MilanoSpaventata, sotto il corpo della mamma agonizzante una bimba di un paio di anni, con il sangue che lentamente le ricopre quasi interamente fino a quando mani pietose la tolgono delicatamente da quell'abbraccio per portarla all'ospedale, «L'ho avuta in braccio per qualche istante, piangeva, gridava disperata, chissà cosa le sarà passato per quella povera testolina terrorizzata, l'ho fatta giocare un po' poi l'ho affidata al personale del 118. Chissà come sta ora».
È ancora sconvolta Manuela Di Nardo, 45 anni, istruttrice di nuoto ma anche collaboratrice per il recupero dei bambini difficili. Quindi per fortuna qualche esperienza con i piccoli ce l'ha. È una delle prime ad arrivare sulla scena del crimine. «Ero venuto a trovare degli amici che hanno un negozio qui in zona quando ho sentito dei botti. Credevo mortaretti, sa quei raudi con cui giocano i ragazzini. Mi sembra tre esplosioni, non di più. All'inizio non ci faccio caso, poi dopo qualche istante ho visto la gente accorrere verso un punto, qualche secondo ancora ed è arrivata la prima volante a sirene spiegate».

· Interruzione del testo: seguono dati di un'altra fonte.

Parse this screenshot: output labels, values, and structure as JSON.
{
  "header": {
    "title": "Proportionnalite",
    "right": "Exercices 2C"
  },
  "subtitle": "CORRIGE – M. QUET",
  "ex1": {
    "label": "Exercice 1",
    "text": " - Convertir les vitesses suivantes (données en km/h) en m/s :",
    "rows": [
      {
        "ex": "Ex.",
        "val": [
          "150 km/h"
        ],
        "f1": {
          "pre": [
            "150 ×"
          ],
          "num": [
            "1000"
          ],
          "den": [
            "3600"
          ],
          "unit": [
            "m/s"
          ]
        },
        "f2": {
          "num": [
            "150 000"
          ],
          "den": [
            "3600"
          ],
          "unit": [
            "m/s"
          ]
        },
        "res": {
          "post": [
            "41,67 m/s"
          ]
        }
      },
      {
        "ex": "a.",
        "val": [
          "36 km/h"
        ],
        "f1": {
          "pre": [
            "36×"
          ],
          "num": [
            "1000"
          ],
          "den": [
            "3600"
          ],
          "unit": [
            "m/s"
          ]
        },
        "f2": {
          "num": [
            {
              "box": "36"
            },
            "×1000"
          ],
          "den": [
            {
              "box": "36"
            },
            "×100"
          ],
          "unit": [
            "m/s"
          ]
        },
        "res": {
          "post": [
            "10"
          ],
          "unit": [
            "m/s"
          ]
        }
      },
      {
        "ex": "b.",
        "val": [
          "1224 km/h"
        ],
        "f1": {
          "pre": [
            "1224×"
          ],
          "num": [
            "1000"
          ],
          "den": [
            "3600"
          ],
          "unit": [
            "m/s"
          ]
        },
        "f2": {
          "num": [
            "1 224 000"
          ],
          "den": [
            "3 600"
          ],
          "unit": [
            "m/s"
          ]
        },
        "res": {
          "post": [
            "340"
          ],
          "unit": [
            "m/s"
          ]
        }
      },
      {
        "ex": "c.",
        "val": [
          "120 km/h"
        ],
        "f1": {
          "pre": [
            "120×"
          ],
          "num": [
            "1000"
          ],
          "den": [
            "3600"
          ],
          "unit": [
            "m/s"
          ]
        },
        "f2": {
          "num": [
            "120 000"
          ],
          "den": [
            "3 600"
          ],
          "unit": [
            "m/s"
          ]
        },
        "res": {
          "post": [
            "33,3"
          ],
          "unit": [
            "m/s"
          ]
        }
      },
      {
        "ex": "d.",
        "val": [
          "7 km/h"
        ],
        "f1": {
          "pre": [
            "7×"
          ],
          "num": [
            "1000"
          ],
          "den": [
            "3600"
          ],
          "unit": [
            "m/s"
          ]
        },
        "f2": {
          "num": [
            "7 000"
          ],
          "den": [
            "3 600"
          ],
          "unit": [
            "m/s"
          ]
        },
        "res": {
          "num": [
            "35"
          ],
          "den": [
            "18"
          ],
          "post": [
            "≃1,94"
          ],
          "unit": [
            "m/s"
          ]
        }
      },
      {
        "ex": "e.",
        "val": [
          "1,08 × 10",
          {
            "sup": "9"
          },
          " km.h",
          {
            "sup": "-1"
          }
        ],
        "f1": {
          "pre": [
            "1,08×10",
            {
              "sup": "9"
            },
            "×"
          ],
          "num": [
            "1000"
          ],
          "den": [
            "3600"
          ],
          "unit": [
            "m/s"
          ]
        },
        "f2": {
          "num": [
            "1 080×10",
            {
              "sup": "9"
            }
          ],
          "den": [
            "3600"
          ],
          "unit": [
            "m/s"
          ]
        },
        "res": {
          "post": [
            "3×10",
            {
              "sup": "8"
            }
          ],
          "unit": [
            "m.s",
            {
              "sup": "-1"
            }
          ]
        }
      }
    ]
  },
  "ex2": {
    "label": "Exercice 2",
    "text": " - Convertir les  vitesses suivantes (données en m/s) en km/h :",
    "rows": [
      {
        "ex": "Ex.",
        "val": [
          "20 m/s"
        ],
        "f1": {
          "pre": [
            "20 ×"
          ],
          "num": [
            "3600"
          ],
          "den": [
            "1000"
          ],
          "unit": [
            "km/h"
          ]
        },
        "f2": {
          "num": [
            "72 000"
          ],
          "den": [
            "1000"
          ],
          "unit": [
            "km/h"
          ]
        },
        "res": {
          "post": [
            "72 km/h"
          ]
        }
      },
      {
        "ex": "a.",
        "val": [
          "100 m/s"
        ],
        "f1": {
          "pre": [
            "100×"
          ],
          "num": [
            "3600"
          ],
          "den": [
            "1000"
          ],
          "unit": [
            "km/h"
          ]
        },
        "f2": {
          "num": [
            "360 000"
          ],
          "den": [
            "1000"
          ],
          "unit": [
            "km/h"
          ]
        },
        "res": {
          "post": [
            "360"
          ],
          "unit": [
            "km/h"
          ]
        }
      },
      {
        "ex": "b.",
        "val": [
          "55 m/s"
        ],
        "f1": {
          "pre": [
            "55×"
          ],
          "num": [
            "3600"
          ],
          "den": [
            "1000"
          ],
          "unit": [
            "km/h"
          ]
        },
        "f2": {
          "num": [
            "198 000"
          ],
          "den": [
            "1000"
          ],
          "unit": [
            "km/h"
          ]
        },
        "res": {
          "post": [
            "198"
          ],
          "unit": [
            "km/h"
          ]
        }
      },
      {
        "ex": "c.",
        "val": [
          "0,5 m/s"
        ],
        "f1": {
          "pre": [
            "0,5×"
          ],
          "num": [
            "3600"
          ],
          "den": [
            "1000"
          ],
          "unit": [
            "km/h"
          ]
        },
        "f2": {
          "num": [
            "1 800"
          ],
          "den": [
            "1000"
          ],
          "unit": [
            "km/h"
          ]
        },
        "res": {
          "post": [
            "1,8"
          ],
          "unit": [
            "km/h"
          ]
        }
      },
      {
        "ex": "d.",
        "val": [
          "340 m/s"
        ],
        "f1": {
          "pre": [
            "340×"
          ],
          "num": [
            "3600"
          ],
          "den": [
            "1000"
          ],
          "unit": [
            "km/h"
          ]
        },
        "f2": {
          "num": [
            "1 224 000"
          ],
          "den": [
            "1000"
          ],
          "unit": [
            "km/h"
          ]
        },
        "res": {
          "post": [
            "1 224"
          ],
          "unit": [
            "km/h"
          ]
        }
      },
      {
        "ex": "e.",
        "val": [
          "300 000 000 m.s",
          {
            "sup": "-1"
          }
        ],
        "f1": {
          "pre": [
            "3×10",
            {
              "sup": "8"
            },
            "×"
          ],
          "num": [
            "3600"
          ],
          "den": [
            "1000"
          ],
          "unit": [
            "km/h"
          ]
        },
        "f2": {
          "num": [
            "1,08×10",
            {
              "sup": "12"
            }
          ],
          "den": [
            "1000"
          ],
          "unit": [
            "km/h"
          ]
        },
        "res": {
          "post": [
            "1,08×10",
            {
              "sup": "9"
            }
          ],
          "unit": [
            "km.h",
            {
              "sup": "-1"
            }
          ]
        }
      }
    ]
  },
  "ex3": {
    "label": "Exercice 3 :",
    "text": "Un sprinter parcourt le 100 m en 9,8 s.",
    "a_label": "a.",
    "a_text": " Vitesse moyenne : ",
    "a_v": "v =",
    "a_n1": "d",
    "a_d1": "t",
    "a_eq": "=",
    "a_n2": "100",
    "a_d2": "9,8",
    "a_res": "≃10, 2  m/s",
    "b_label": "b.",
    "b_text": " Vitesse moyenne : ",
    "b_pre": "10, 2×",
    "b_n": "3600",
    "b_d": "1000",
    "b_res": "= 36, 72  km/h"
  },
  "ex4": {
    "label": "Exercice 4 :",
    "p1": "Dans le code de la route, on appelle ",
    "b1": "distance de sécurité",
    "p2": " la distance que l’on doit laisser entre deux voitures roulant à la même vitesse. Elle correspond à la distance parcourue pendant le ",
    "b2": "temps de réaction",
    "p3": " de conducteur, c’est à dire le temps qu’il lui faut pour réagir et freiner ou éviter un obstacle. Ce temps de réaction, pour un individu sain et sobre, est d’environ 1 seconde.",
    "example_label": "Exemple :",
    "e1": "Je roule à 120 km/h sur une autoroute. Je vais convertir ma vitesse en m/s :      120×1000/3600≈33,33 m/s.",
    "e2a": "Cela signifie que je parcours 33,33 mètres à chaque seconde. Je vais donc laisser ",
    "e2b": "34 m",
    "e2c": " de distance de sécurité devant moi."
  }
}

Istintivamente anche Manuela si mette a correre e in pochi istanti raggiunge il luogo dell'agguato: «Ho subito visto l'uomo per terra, non si muoiveva già più credo fosse già morto, a una decina di metri di distanza una figura informe. Avvicinandomi mi sono accorta che era una donna con sotto qualcosa. È stato in quel momento che sono arrivati anche i poliziotti e il personale del 118. Hanno rovesciato la donna sulla schiena e sotto c'era una bambina».
I medici si prendono subito cura della donna, ha la testa coperta di sangue, altro sangue, tantissimo le è colato sul vestito. «Era priva di conoscenza, mi è sembrata gravissima, non rispondeva a nessuna sollecitazione anche se hanno iniziato subito a intubarla».
Ed è stato in quel momento che quel «fagotto» sotto il corpo della donna ferita è finito tra le sue braccia. «Un poliziotto l'ha afferrata e non sapendo cosa farne mi ha guardato, chiedendomi se potevo tenerla io per qualche istante. Ovviamente ho subito risposto si». La piccola finisce così avvolta dalle cure di Manuela. «Era sconvolta gridava piangeva, si poteva leggere nel suo sguardo tutto l'orrore appena vissuto. Ho ancora negli occhi la sua maglietta, dietro aveva un pupazzetto, un personaggio dei fumetti o dei cartoni animati immagino, non ricordo. Era zuppa di sangue.
A quel punto non avendo altro a disposizione per calmarla ho tirato fuori di tasca il telefono cellulare e l'ho fatta giocare con quello, si è calmata. Poi è arrivato un infermiere del 118 che l'ha presa in consegna. Non scorderò mai quegli occhi».